In the liver segmentation task, the MA-cGAN model demonstrates the highest distribution of Dice coefficients, with a median close to 0.98, indicating its superior performance in liver segmentation. Additionally, the box for the MA-cGAN model is taller, suggesting a high stability and a narrow range of fluctuation in its predictions, further confirming its consistency and reliability across different samples. In contrast, other models exhibit some shortcomings. The Dice coefficient distributions for the 3D-Unet and AttUnet models are lower, with some outliers, indicating potential underperformance in certain cases. The performances of the TransUnet, UTNet, and TransBTS models are relatively similar, with means and medians around 0.95. Although these models show stable performance, they slightly lag behind MA-cGAN in terms of highest values. The Unetr and SwinUnetr models perform slightly worse than TransUnet, UTNet, and TransBTS, and the presence of outliers in the 3D-Unet and TransBTS models suggests that their prediction results may deviate from the normal range in specific situations.
In the tumor segmentation task, the MA-cGAN model again exhibits excellent performance, with a median Dice coefficient close to 0.85 and a tall box, indicating stability and consistency in tumor segmentation. In comparison, the other models show significant variability in performance. The Dice coefficient distributions for the 3D-Unet and AttUnet models are lower, with multiple outliers, highlighting instability in tumor segmentation. The performances of the TransUnet and UTNet models are relatively similar, with means and medians around 0.75. Although these models are stable, they fall short of MA-cGAN in terms of the highest values. The TransBTS, Unetr, and SwinUnetr models perform slightly worse than TransUnet and UTNet, with multiple outliers, indicating that their predictions may deviate from the normal range in certain situations.

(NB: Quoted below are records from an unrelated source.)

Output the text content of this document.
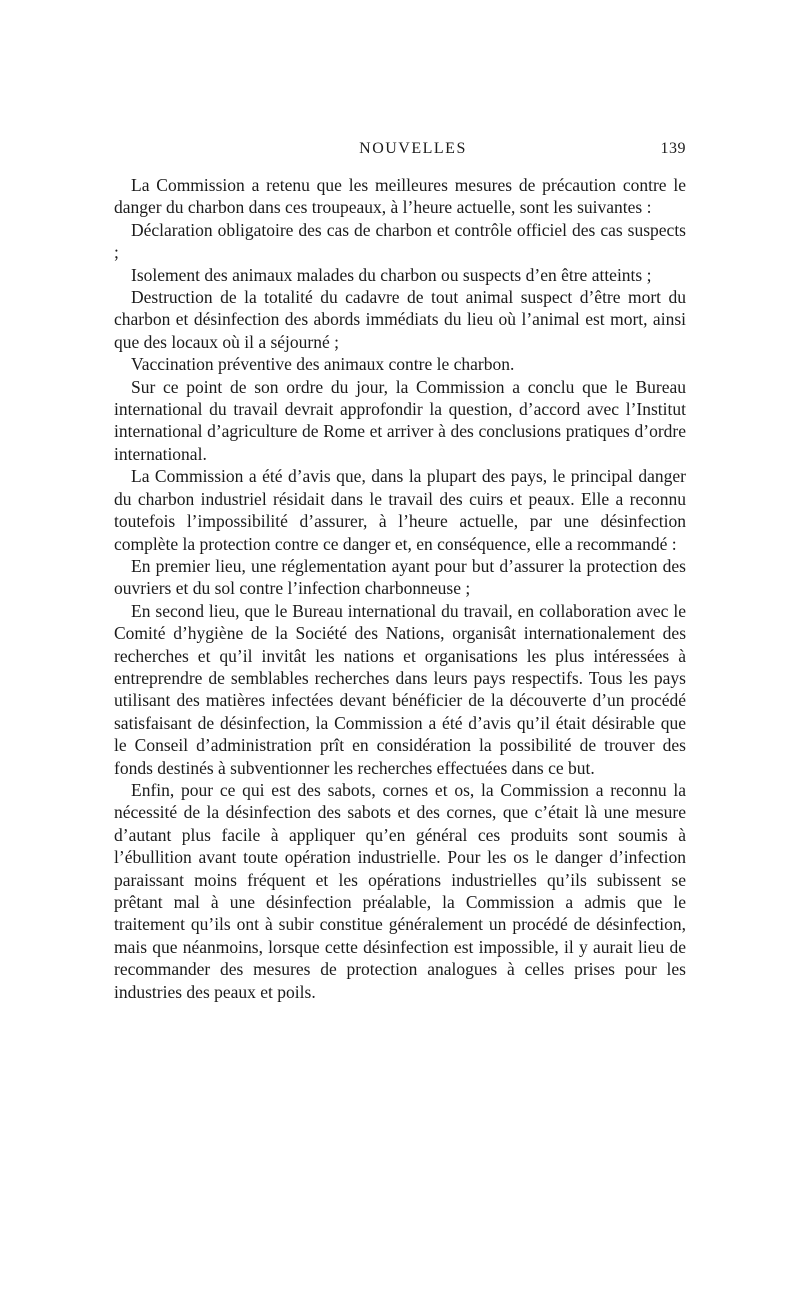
NOUVELLES	139

La Commission a retenu que les meilleures mesures de précaution contre le danger du charbon dans ces troupeaux, à l’heure actuelle, sont les suivantes :

Déclaration obligatoire des cas de charbon et contrôle officiel des cas suspects ;

Isolement des animaux malades du charbon ou suspects d’en être atteints ;

Destruction de la totalité du cadavre de tout animal suspect d’être mort du charbon et désinfection des abords immédiats du lieu où l’animal est mort, ainsi que des locaux où il a séjourné ;

Vaccination préventive des animaux contre le charbon.

Sur ce point de son ordre du jour, la Commission a conclu que le Bureau international du travail devrait approfondir la question, d’accord avec l’Institut international d’agriculture de Rome et arriver à des conclusions pratiques d’ordre international.

La Commission a été d’avis que, dans la plupart des pays, le principal danger du charbon industriel résidait dans le travail des cuirs et peaux. Elle a reconnu toutefois l’impossibilité d’assurer, à l’heure actuelle, par une désinfection complète la protection contre ce danger et, en conséquence, elle a recommandé :

En premier lieu, une réglementation ayant pour but d’assurer la protection des ouvriers et du sol contre l’infection charbonneuse ;

En second lieu, que le Bureau international du travail, en collaboration avec le Comité d’hygiène de la Société des Nations, organisât internationalement des recherches et qu’il invitât les nations et organisations les plus intéressées à entreprendre de semblables recherches dans leurs pays respectifs. Tous les pays utilisant des matières infectées devant bénéficier de la découverte d’un procédé satisfaisant de désinfection, la Commission a été d’avis qu’il était désirable que le Conseil d’administration prît en considération la possibilité de trouver des fonds destinés à subventionner les recherches effectuées dans ce but.

Enfin, pour ce qui est des sabots, cornes et os, la Commission a reconnu la nécessité de la désinfection des sabots et des cornes, que c’était là une mesure d’autant plus facile à appliquer qu’en général ces produits sont soumis à l’ébullition avant toute opération industrielle. Pour les os le danger d’infection paraissant moins fréquent et les opérations industrielles qu’ils subissent se prêtant mal à une désinfection préalable, la Commission a admis que le traitement qu’ils ont à subir constitue généralement un procédé de désinfection, mais que néanmoins, lorsque cette désinfection est impossible, il y aurait lieu de recommander des mesures de protection analogues à celles prises pour les industries des peaux et poils.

In summary, the MA-cGAN model demonstrates outstanding performance in both liver and tumor segmentation tasks, achieving the highest Dice coefficients and the smallest range of fluctuations, proving the superiority of our proposed network in these tasks. Although other models also perform well, they are slightly inferior to the MA-cGAN model in terms of stability and maximum values, and exhibit certain deficiencies.
Qualitative results
To further validate the effectiveness of the MA-cGAN network in liver and tumor segmentation tasks, we visualized the segmentation results on the LiTS dataset. The tumor models in the dataset contain both large target regions and small, blurry regions with irregular surfaces, which pose high demands on the model’s ability to segment multi-scale targets. By visually comparing the segmentation results, we can better evaluate the performance of each model in liver and tumor segmentation tasks. The comparisons are shown in Fig 7.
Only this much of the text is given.